理論が実践に結びつく! 作業療法士,学生必読の書
書評者: 宮前 珠子 (聖隷クリストファー大大学院教授・作業療法学)
 本書は20世紀に生まれた現代作業療法界随一の理論家であり,2010年に61歳の若さで惜しくも亡くなってしまった,ギャーリー・キールホフナーの渾身の力がこもった遺作であり名著である。そして翻訳にも遺作への思いがこもり,大変よくこなれたわかりやすい日本語の名訳となっている。

 本書は1992年に“Conceptual Foundation of Occupational Therapy”という原題で初版が発行され,翌1993年に「作業療法の理論」として邦訳が発行された。その後2回の改訂を経て,2009年に今回の原著第4版が“Conceptual Foundation of Occupational Therapy Practice”のタイトルで発行された。それを受けて本書のタイトルも「作業療法実践の理論」となっている。旧版も作業療法の歴史と理論の全体像を捉えた他に見られない優れた本ではあったが,全体に概念的で難解であり,即実践に結び付くものとは言えなかった。

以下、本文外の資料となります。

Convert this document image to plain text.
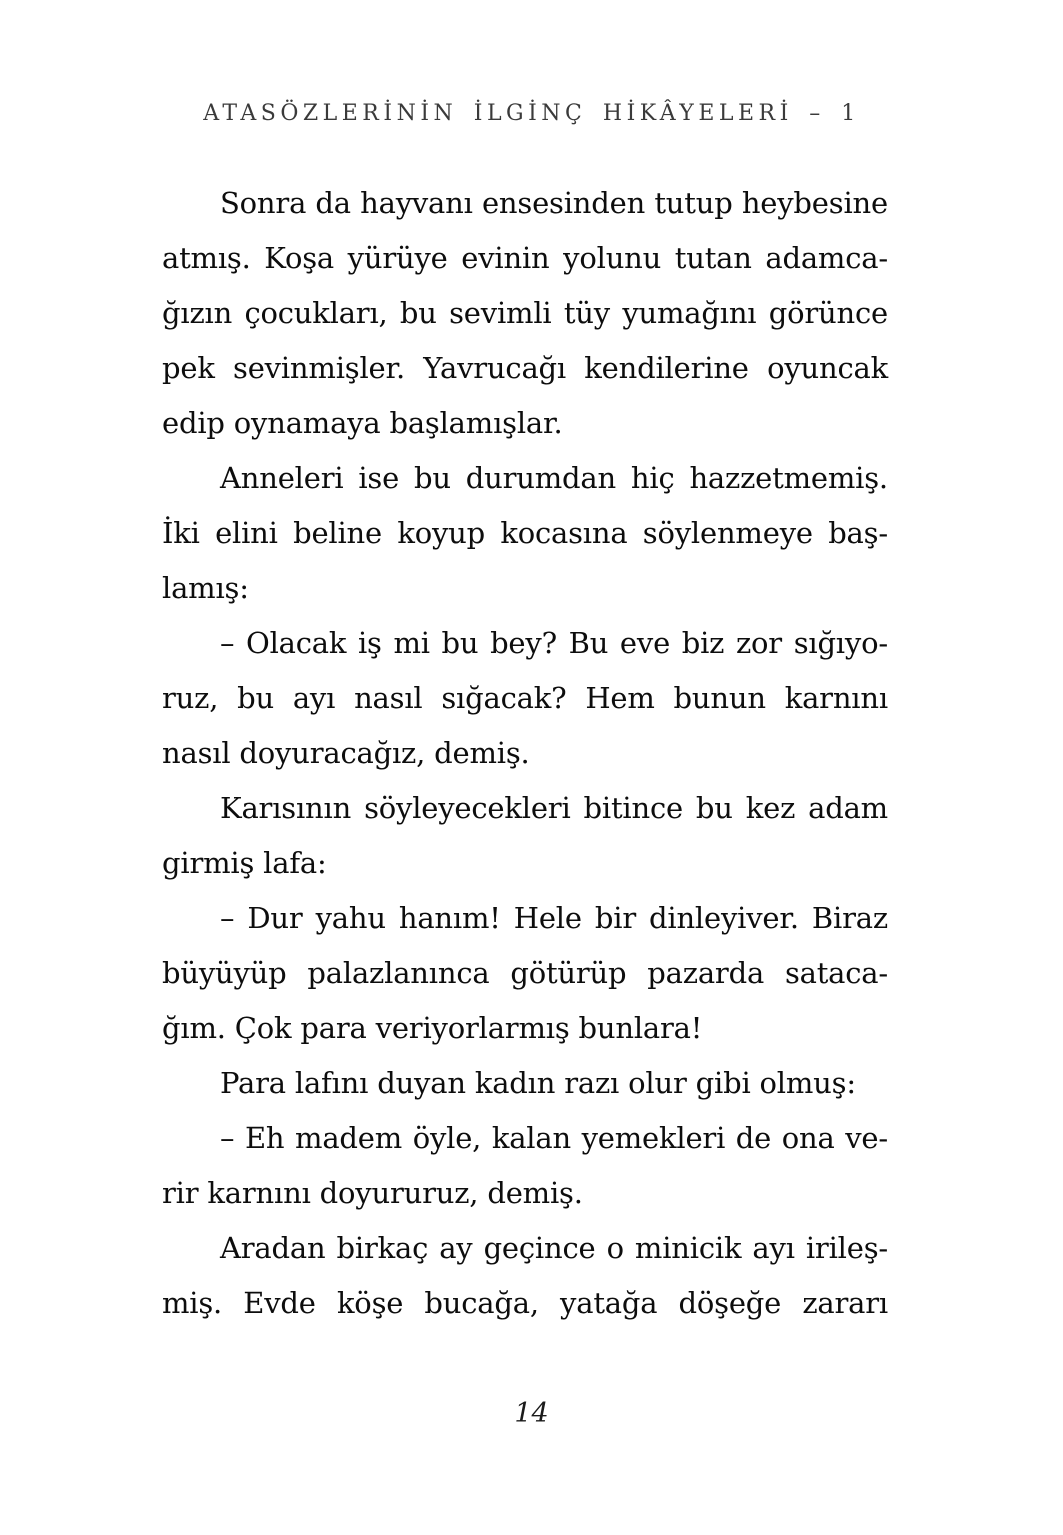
ATASÖZLERİNİN İLGİNÇ HİKÂYELERİ – 1
Sonra da hayvanı ensesinden tutup heybesine
atmış. Koşa yürüye evinin yolunu tutan adamca-
ğızın çocukları, bu sevimli tüy yumağını görünce
pek sevinmişler. Yavrucağı kendilerine oyuncak
edip oynamaya başlamışlar.
Anneleri ise bu durumdan hiç hazzetmemiş.
İki elini beline koyup kocasına söylenmeye baş-
lamış:
– Olacak iş mi bu bey? Bu eve biz zor sığıyo-
ruz, bu ayı nasıl sığacak? Hem bunun karnını
nasıl doyuracağız, demiş.
Karısının söyleyecekleri bitince bu kez adam
girmiş lafa:
– Dur yahu hanım! Hele bir dinleyiver. Biraz
büyüyüp palazlanınca götürüp pazarda sataca-
ğım. Çok para veriyorlarmış bunlara!
Para lafını duyan kadın razı olur gibi olmuş:
– Eh madem öyle, kalan yemekleri de ona ve-
rir karnını doyururuz, demiş.
Aradan birkaç ay geçince o minicik ayı irileş-
miş. Evde köşe bucağa, yatağa döşeğe zararı
14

 しかし今回の第4版はがらりと様相が変わり,著者が序文で「作業療法の理論は実践サービスの中にこそあるべきである」と述べ,また「私たちは大学でこれらのすべてを学んだけれど,実践でどのように使うかわかりません」(18章冒頭)といった学生の言葉を深く受け止め,作業療法の理論をいかにわかりやすく,この本を読んだだけでも臨床実践に使う手がかりを与えるかということに心が砕かれている。概念に具体例を挙げた説明が加わり,理論ごとにケーススタディーを複数示し,写真を添えて理解の深まりを図り,キールホフナーのこれだけは伝えておきたいという真摯な思いがひしひしと伝わってくる。

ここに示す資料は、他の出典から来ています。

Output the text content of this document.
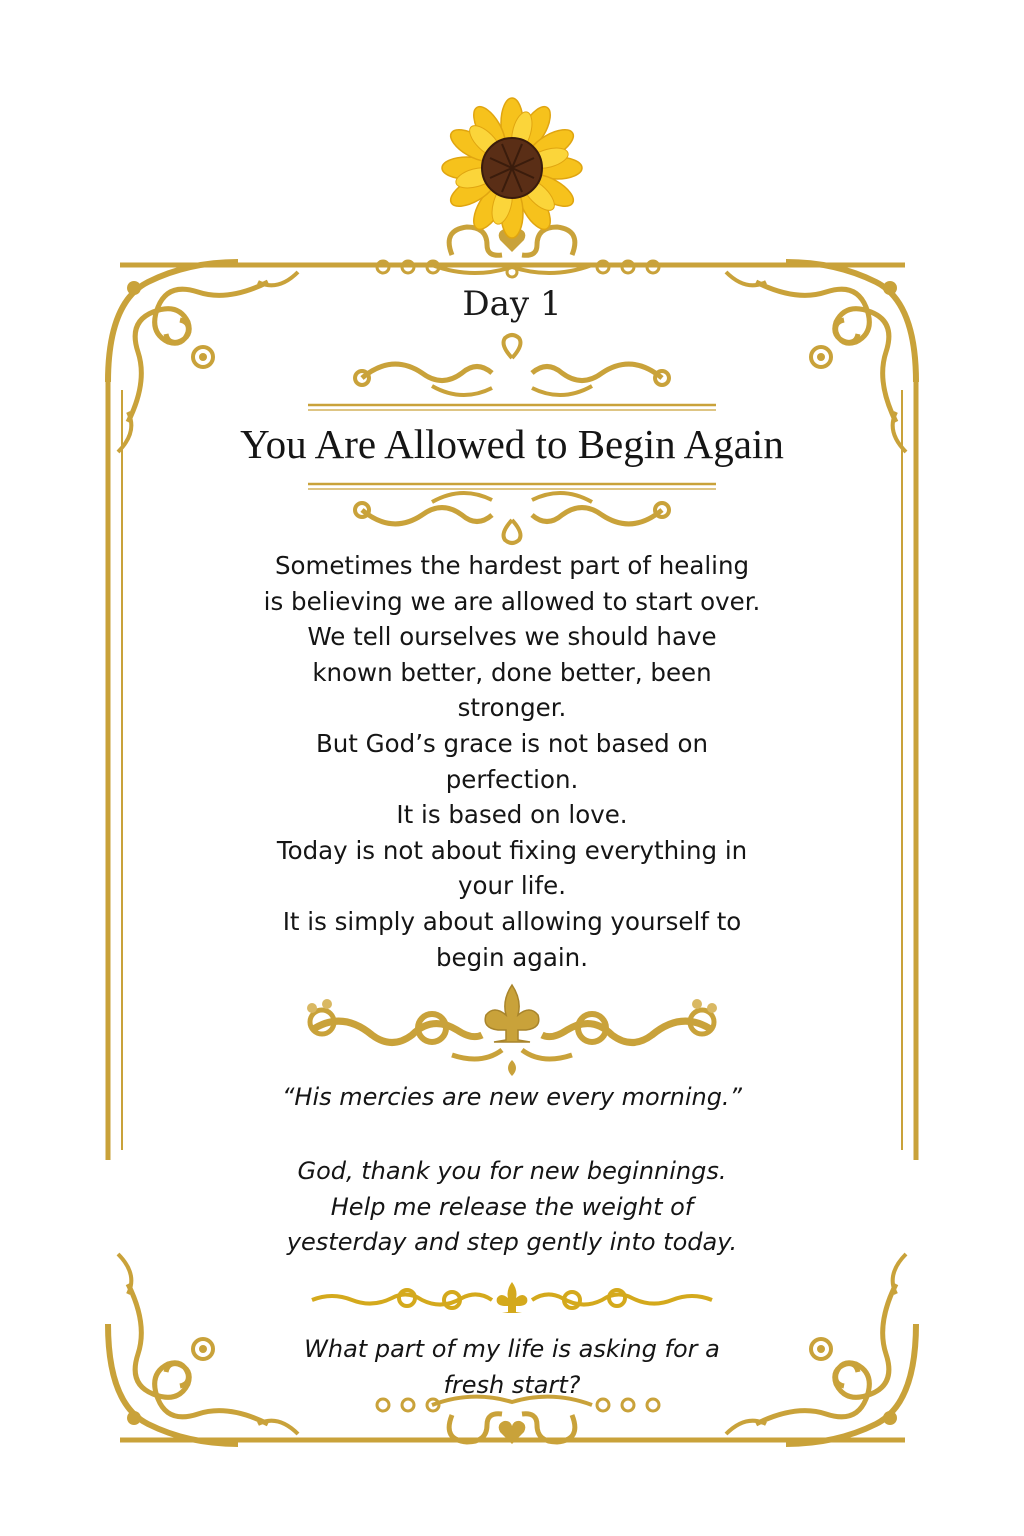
Day 1
You Are Allowed to Begin Again
Sometimes the hardest part of healing
is believing we are allowed to start over.
We tell ourselves we should have
known better, done better, been
stronger.
But God’s grace is not based on
perfection.
It is based on love.
Today is not about fixing everything in
your life.
It is simply about allowing yourself to
begin again.
“His mercies are new every morning.”
God, thank you for new beginnings.
Help me release the weight of
yesterday and step gently into today.
What part of my life is asking for a
fresh start?
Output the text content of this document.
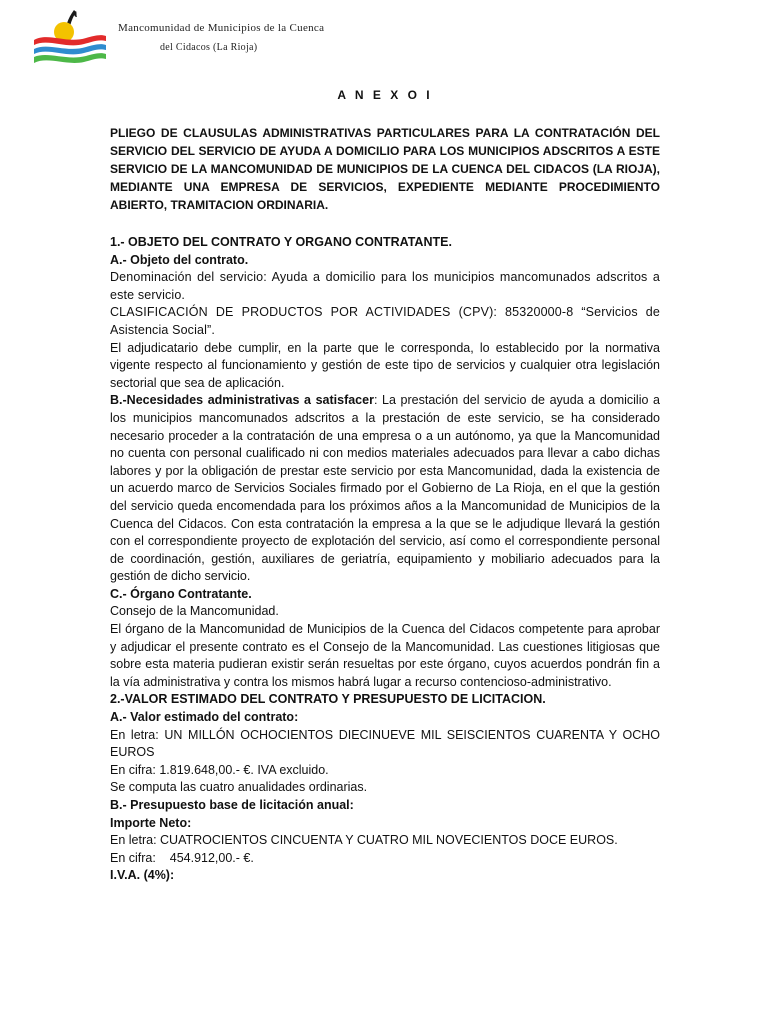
Mancomunidad de Municipios de la Cuenca
del Cidacos (La Rioja)

A N E X O I

PLIEGO DE CLAUSULAS ADMINISTRATIVAS PARTICULARES PARA LA CONTRATACIÓN DEL SERVICIO DEL SERVICIO DE AYUDA A DOMICILIO PARA LOS MUNICIPIOS ADSCRITOS A ESTE SERVICIO DE LA MANCOMUNIDAD DE MUNICIPIOS DE LA CUENCA DEL CIDACOS (LA RIOJA), MEDIANTE UNA EMPRESA DE SERVICIOS, EXPEDIENTE MEDIANTE PROCEDIMIENTO ABIERTO, TRAMITACION ORDINARIA.

1.- OBJETO DEL CONTRATO Y ORGANO CONTRATANTE.

A.- Objeto del contrato.

Denominación del servicio: Ayuda a domicilio para los municipios mancomunados adscritos a este servicio.

CLASIFICACIÓN DE PRODUCTOS POR ACTIVIDADES (CPV): 85320000-8 “Servicios de Asistencia Social”.

El adjudicatario debe cumplir, en la parte que le corresponda, lo establecido por la normativa vigente respecto al funcionamiento y gestión de este tipo de servicios y cualquier otra legislación sectorial que sea de aplicación.

B.-Necesidades administrativas a satisfacer: La prestación del servicio de ayuda a domicilio a los municipios mancomunados adscritos a la prestación de este servicio, se ha considerado necesario proceder a la contratación de una empresa o a un autónomo, ya que la Mancomunidad no cuenta con personal cualificado ni con medios materiales adecuados para llevar a cabo dichas labores y por la obligación de prestar este servicio por esta Mancomunidad, dada la existencia de un acuerdo marco de Servicios Sociales firmado por el Gobierno de La Rioja, en el que la gestión del servicio queda encomendada para los próximos años a la Mancomunidad de Municipios de la Cuenca del Cidacos. Con esta contratación la empresa a la que se le adjudique llevará la gestión con el correspondiente proyecto de explotación del servicio, así como el correspondiente personal de coordinación, gestión, auxiliares de geriatría, equipamiento y mobiliario adecuados para la gestión de dicho servicio.

C.- Órgano Contratante.

Consejo de la Mancomunidad.

El órgano de la Mancomunidad de Municipios de la Cuenca del Cidacos competente para aprobar y adjudicar el presente contrato es el Consejo de la Mancomunidad. Las cuestiones litigiosas que sobre esta materia pudieran existir serán resueltas por este órgano, cuyos acuerdos pondrán fin a la vía administrativa y contra los mismos habrá lugar a recurso contencioso-administrativo.

2.-VALOR ESTIMADO DEL CONTRATO Y PRESUPUESTO DE LICITACION.

A.- Valor estimado del contrato:

En letra: UN MILLÓN OCHOCIENTOS DIECINUEVE MIL SEISCIENTOS CUARENTA Y OCHO EUROS

En cifra: 1.819.648,00.- €. IVA excluido.

Se computa las cuatro anualidades ordinarias.

B.- Presupuesto base de licitación anual:

Importe Neto:

En letra: CUATROCIENTOS CINCUENTA Y CUATRO MIL NOVECIENTOS DOCE EUROS.

En cifra:    454.912,00.- €.

I.V.A. (4%):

 全体は4部に分かれ,第1部は,作業パラダイムに始まり,機械論的パラダイム,そして現代化した作業パラダイムに至る歴史的概観,第2部は現代の作業療法理論として,(1)意図的関係モデル,(2)運動コントロールモデル,(3)感覚統合モデル,(4)機能的グループモデル,(5)生体力学モデル,(6)人間作業モデル,(7)認知モデルの7つを取り上げ,概念を豊富な具体的説明と症例とともに示している。第3部では作業療法で利用する他分野の関連知識として,(1)医学モデル,(2)認知行動療法,(3)障害学を取り上げてわかりやすく解説し,そして第4部「実践での理論の利用」では,複雑な作業療法実践を行うには理論の全体像を知った上で複数の実践モデル・理論に精通する必要があり,クライエントのニーズに応じてそれらを使い分けることができなければならないことを具体例を通して述べている。

 本書を最後に改訂版はもう出ないわけであるが,キールホフナーが知力と体力を傾注して残した本書,作業療法の歴史,パラダイムの変化を包括的に捉え,また現代作業療法の理論と実践を鳥瞰図的・マクロ的に示した上でそれぞれの理論の使い方を多くの症例を通してミクロに示した本書は,すべての作業療法士への珠玉の贈り物となり不朽の名著になるであろう。作業療法士,作業療法学生必読の書として薦めたい。